Even though big, dense models aren't fashionable anymore, they are perfect for specdec, so it can be fun to see the speedup that is possible.
I can get about 20 tokens per second on the DGX Spark using llama-3.3-70B with no loss in quality compared to the model you were benchmarking:
llama-server \
--model llama-3.3-70b-instruct-ud-q4_k_xl.gguf \
--model-draft llama-3.2-1b-instruct-ud-q8_k_xl.gguf \
--ctx-size 80000 \
--ctx-size-draft 4096 \
--draft-min 1 \
--draft-max 8 \
--draft-p-min 0.65 \
-ngl 999 \
--flash-attn on \
--parallel 1 \
--no-mmap \
--jinja \
--temp 0.0 \
-fit off
Specdec works well for code, so the prompt I used was "Write a React TypeScript demo". prompt eval time = 313.70 ms / 40 tokens (7.84 ms per token, 127.51 tokens per second)

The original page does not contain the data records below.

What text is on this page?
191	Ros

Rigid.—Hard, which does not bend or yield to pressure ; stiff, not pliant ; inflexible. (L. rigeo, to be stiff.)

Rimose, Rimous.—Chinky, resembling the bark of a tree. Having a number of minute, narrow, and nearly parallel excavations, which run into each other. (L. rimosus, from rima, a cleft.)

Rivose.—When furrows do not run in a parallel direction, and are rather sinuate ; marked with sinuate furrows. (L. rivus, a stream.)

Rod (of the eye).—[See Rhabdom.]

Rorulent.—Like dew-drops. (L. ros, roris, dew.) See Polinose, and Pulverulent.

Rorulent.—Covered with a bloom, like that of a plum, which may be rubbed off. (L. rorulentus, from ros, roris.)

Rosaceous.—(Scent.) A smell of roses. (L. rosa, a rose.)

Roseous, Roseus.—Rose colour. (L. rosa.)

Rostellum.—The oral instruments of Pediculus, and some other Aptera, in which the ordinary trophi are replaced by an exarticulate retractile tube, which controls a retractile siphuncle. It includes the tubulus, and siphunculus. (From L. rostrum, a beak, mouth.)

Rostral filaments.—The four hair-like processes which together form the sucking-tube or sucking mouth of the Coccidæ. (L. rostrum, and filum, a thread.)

eval time = 46278.35 ms / 913 tokens (50.69 ms per token, 19.73 tokens per second)
total time = 46592.05 ms / 953 tokens
draft acceptance rate = 0.87616 (757 accepted / 864 generated)
The draft model cannot affect the quality of the output. A good draft model makes token generation faster, and a bad one would slow things down, but the quality will be the same as the main model either way.